Top of the Lake (2013–2017)
4/10
Kiwis With Attitude
19 July 2016
Imagine the scene in the offices of the New Zealand Tourism Board.

"You know the one thing wrong with this country? Everyone here is too damn nice. It's just so boooring! Visitors aren't coming any more. We godda do something.

"Yeah, agreed, but what?"

"I bin thinking: what about a TV series showing we're really, really weird?"

"Nah, they won't buy it. They know we're too nice."

"No, wait. You remember that old film, what was it, 'Deliverance'? We'll base something on that. Bunch of inbred psychos in backofbeyondsville, throw in a bit of incest, murder, a few hippy lezzies, a detective with a troubled past but a heart of gold sorting it all out…"

"You could be onto something.
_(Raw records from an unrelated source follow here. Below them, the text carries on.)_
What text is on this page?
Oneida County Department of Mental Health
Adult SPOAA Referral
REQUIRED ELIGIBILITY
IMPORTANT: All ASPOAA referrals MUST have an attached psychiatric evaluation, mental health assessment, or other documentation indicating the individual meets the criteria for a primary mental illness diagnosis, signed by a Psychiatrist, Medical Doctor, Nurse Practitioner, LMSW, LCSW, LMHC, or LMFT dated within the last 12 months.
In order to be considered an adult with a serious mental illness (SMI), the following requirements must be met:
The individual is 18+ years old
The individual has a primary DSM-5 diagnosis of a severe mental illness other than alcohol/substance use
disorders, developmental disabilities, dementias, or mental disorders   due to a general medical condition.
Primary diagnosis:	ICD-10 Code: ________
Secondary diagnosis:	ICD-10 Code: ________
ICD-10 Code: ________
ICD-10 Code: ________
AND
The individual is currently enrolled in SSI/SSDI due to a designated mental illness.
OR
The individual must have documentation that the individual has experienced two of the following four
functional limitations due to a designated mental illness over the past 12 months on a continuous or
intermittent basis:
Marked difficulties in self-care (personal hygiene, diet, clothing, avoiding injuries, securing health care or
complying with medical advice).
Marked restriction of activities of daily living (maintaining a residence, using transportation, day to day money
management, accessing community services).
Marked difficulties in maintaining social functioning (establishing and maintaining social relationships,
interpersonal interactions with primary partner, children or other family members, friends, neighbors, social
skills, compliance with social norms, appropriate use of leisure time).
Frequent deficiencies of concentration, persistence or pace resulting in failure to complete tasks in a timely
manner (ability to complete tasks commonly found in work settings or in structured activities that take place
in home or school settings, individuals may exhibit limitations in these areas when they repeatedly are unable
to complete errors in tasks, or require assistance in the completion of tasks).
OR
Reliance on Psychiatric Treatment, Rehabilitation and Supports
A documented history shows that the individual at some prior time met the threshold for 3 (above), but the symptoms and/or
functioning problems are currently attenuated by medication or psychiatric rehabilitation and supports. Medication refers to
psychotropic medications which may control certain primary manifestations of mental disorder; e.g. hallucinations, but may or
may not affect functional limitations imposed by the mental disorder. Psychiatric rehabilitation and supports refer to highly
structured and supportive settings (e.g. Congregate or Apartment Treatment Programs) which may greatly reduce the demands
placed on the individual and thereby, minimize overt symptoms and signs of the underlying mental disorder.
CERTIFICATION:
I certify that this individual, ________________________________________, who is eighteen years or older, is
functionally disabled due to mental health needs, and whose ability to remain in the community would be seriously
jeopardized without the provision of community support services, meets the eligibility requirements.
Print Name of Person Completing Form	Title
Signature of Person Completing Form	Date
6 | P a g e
Might just work…. (laughs) nah, they'll never commission it."

But they did.

Ingredients: a set of male characters who are either morally weak, sociopathic or with an IQ in single figures. A cast of female characters who are abused, long-suffering martyrs. Add some comic relief with a bunch of women in container homes kinda led by a kinda earth mother, mockingly characterized as living on crisps and liquorice allsorts and fantasizing about men with larger-than-average penises.

Plot: Psycho McPsychface, the patriarch of an isolated, family community, lives with his children, grandchildren (some of whom are possibly both) and a colony of feral attack dogs in the middle of nowhere. Named with leaden irony Paradise, this tranquil spot, disturbed only by the occasional pointless murder and the disappearance of a pregnant twelve-year old, is invaded by a commune of traumatized women trying to rediscover their inner souls in peace. They just happen to choose the favourite spot of a psychotic Scotsman, whose Mother is buried on the plot, and whose malice is matched only by his sentimentality – with hilarious consequences! No, not really – I don't think any of these things are funny, even in an ironic way. Which is the main reason for not liking this series, which is patronizing, callous and emotionally manipulative by turns.

But the scenery is really, really lovely. Perhaps I'll visit New Zealand with its great countryside and nice people anyway – and by the way they are mostly genuinely nice, and not a bit boring.